With an ever-increasing demand, warehouses face a huge challenge of stacking/stocking loads and maximizing the storage space, especially in regions where cost per square meter is high.
The most common form of stacking is a standard racking. This type of rack is used when there is a relatively higher number of pallets per SKU and requires complete access to each individual pallet. Compared to block stacking, it can be configured in a number of ways, which are managed by WMS.
A relatively lower warehouse optimization and storage density means that the racking operations can be complex, especially for manually operated trucks, as operators have to be careful (particularly at heights) in storing and retrieving pallets. This takes a toll on operational efficiency.
With Driven by BALYO robots, companies can deploy robots to handle the task of storing and retrieving pallets from the racks with high precision and efficiency.
WMS Interface : An example would be a pallet of finished goods that needs to be stored in high racks as buffer before shipping. BALYO robots can interface with the WMS/ERP and be tasked with a mission to store the pallet onto the designated rack. Using a 3D Camera, the BALYO robot also checks for free space before placing the pallet on the rack, thus providing a secure and efficient operation.
In applications where the customer has a low level of load rotation and needs space optimisation, block stacking is the answer. Block stacking does not require any storage equipment, instead loaded pallets are placed directly on the floor and built up to a maximum stable height. Although it can optimize warehouse space up to 90%, this type of storage is only applicable for loads with low handling frequency and/or a uniform load type. Lack of infrastructure also means that pallets needs to be placed precisely on top of each other for safety. This makes the manual operations tedious and time consuming.
BALYO robots are able to execute precise and critical block stacking operations with the help of its safety first technology.
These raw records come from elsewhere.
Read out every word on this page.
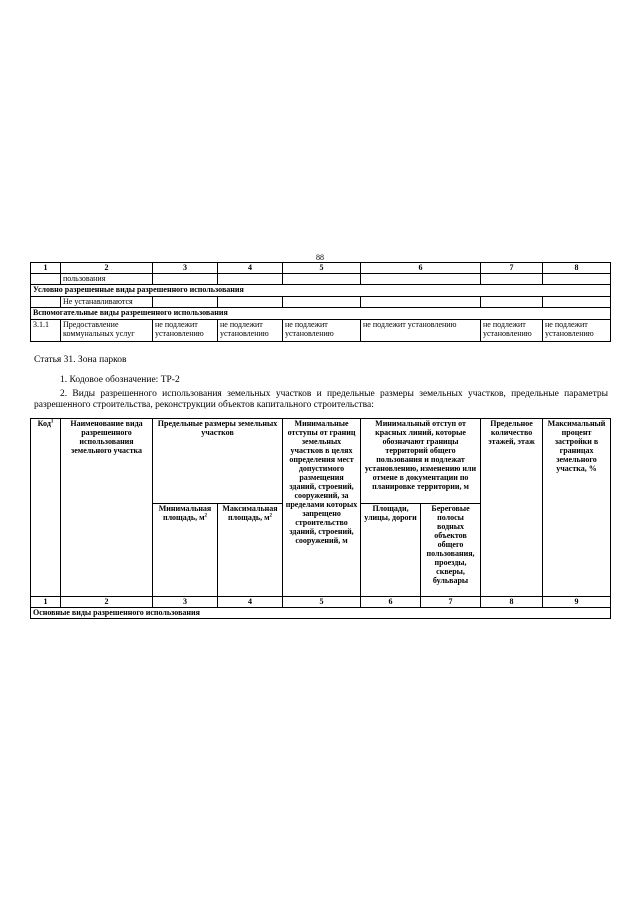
88
1	2	3	4	5	6	7	8
	пользования						
Условно разрешенные виды разрешенного использования							
	Не устанавливаются						
Вспомогательные виды разрешенного использования							
3.1.1	Предоставление коммунальных услуг	не подлежит установлению	не подлежит установлению	не подлежит установлению	не подлежит установлению	не подлежит установлению	не подлежит установлению
Статья 31. Зона парков
1. Кодовое обозначение: ТР-2
2. Виды разрешенного использования земельных участков и предельные размеры земельных участков, предельные параметры разрешенного строительства, реконструкции объектов капитального строительства:
Код$^1$	Наименование вида разрешенного использования земельного участка	Предельные размеры земельных участков		Минимальные отступы от границ земельных участков в целях определения мест допустимого размещения зданий, строений, сооружений, за пределами которых запрещено строительство зданий, строений, сооружений, м	Минимальный отступ от красных линий, которые обозначают границы территорий общего пользования и подлежат установлению, изменению или отмене в документации по планировке территории, м		Предельное количество этажей, этаж	Максимальный процент застройки в границах земельного участка, %
		Минимальная площадь, $м^2$	Максимальная площадь, $м^2$		Площади, улицы, дороги	Береговые полосы водных объектов общего пользования, проезды, скверы, бульвары		

1	2	3	4	5	6	7	8	9
Основные виды разрешенного использования								
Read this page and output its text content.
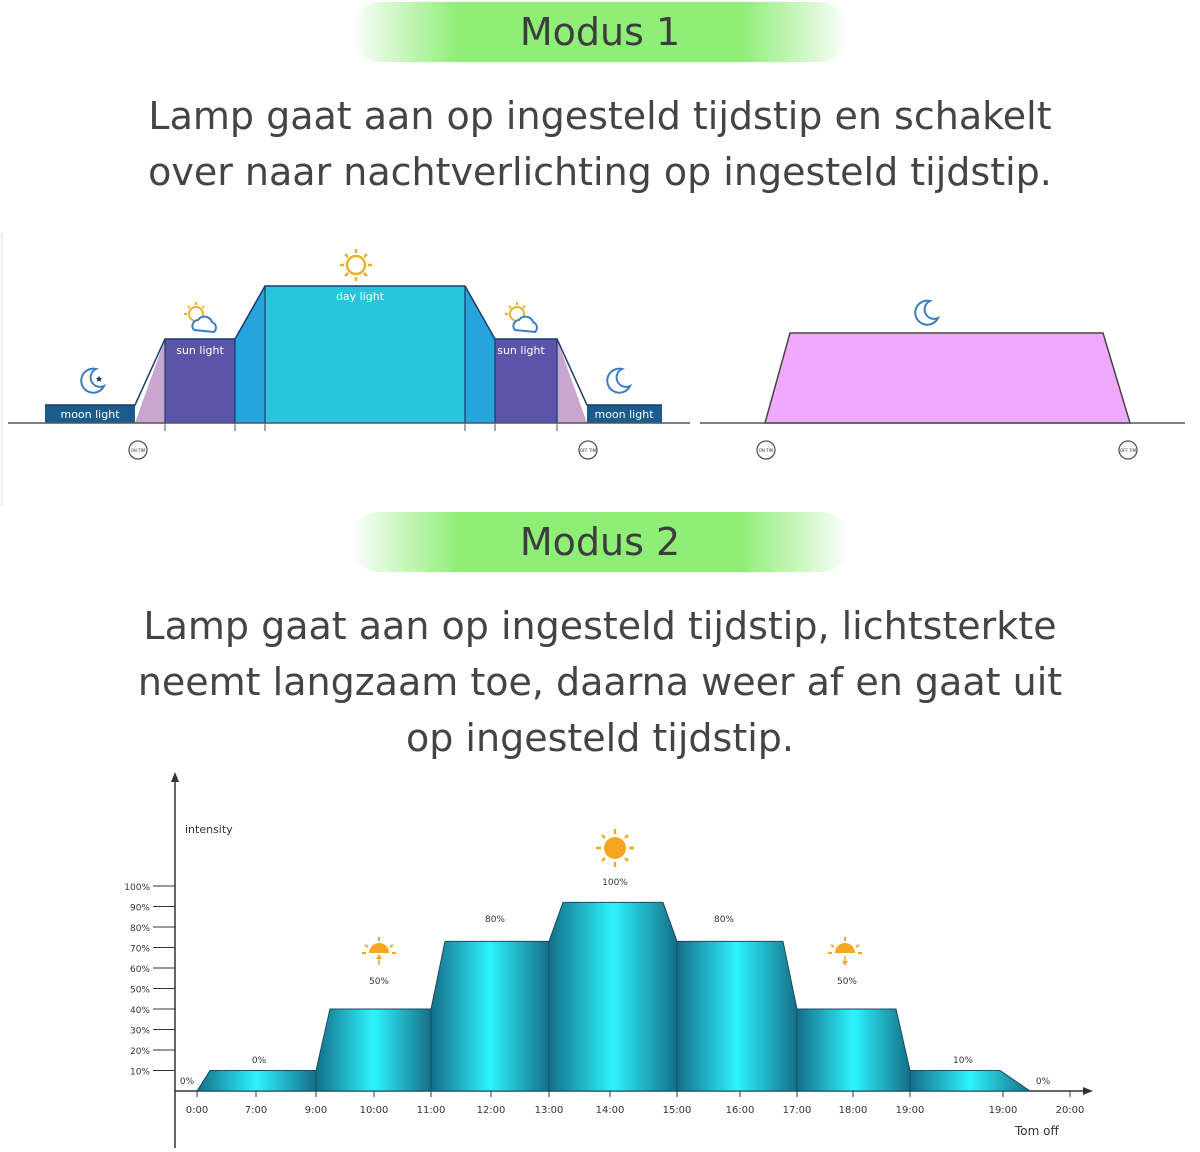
Modus 1
Lamp gaat aan op ingesteld tijdstip en schakelt
over naar nachtverlichting op ingesteld tijdstip.
moon light
sun light
day light
sun light
moon light
ON TIM	OFF TIM	ON TIM	OFF TIM
Modus 2
Lamp gaat aan op ingesteld tijdstip, lichtsterkte
neemt langzaam toe, daarna weer af en gaat uit
op ingesteld tijdstip.
intensity
Tom off
100%
90%
80%
70%
60%
50%
40%
30%
20%
10%
0:00	7:00	9:00	10:00	11:00	12:00	13:00	14:00	15:00	16:00	17:00	18:00	19:00	19:00	20:00
0%
0%
50%
80%
100%
80%
50%
10%
0%
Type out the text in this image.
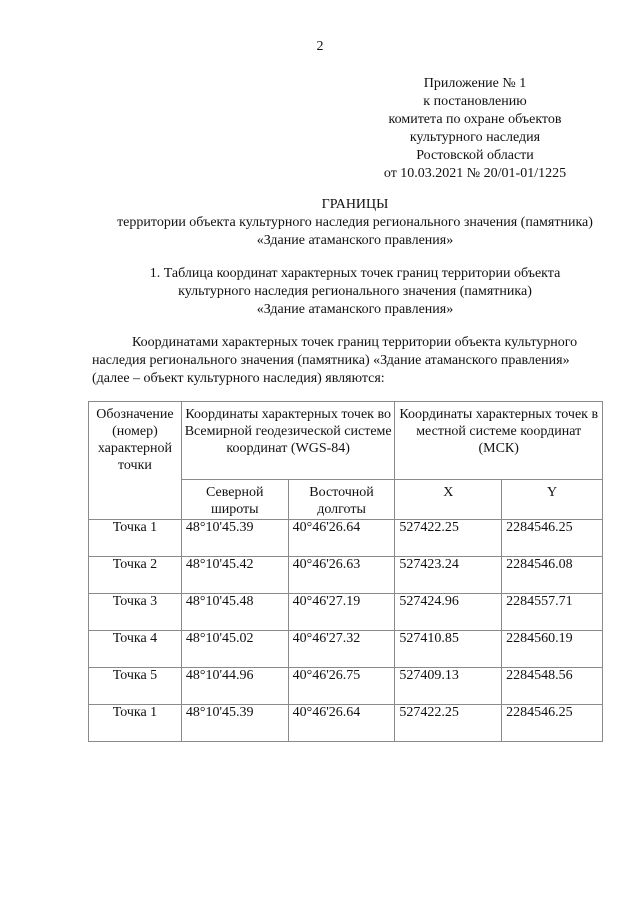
2
Приложение № 1
к постановлению
комитета по охране объектов
культурного наследия
Ростовской области
от 10.03.2021 № 20/01-01/1225
ГРАНИЦЫ
территории объекта культурного наследия регионального значения (памятника)
«Здание атаманского правления»
1. Таблица координат характерных точек границ территории объекта
культурного наследия регионального значения (памятника)
«Здание атаманского правления»
Координатами характерных точек границ территории объекта культурного
наследия регионального значения (памятника) «Здание атаманского правления»
(далее – объект культурного наследия) являются:
Обозначение (номер) характерной точки	Координаты характерных точек во Всемирной геодезической системе координат (WGS-84)		Координаты характерных точек в местной системе координат (МСК)	
	Северной широты	Восточной долготы	X	Y
Точка 1	48°10'45.39	40°46'26.64	527422.25	2284546.25
Точка 2	48°10'45.42	40°46'26.63	527423.24	2284546.08
Точка 3	48°10'45.48	40°46'27.19	527424.96	2284557.71
Точка 4	48°10'45.02	40°46'27.32	527410.85	2284560.19
Точка 5	48°10'44.96	40°46'26.75	527409.13	2284548.56
Точка 1	48°10'45.39	40°46'26.64	527422.25	2284546.25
A camera sensor placed below the forks (and an optional one on the load backrest), first scans and monitors the free space before placing the load.
3D Camera : For example, an assigned robot equipped with a 3D camera, picking in the mass storage area, will raise its forks just above the drop off height indicated by WMS, and if clear, proceeds to place the load carefully, thus providing secure and fast operations.
Additionally, robots can also distinguish between pallets and transportation goods, control its forks to store and retrieve loads with high precision.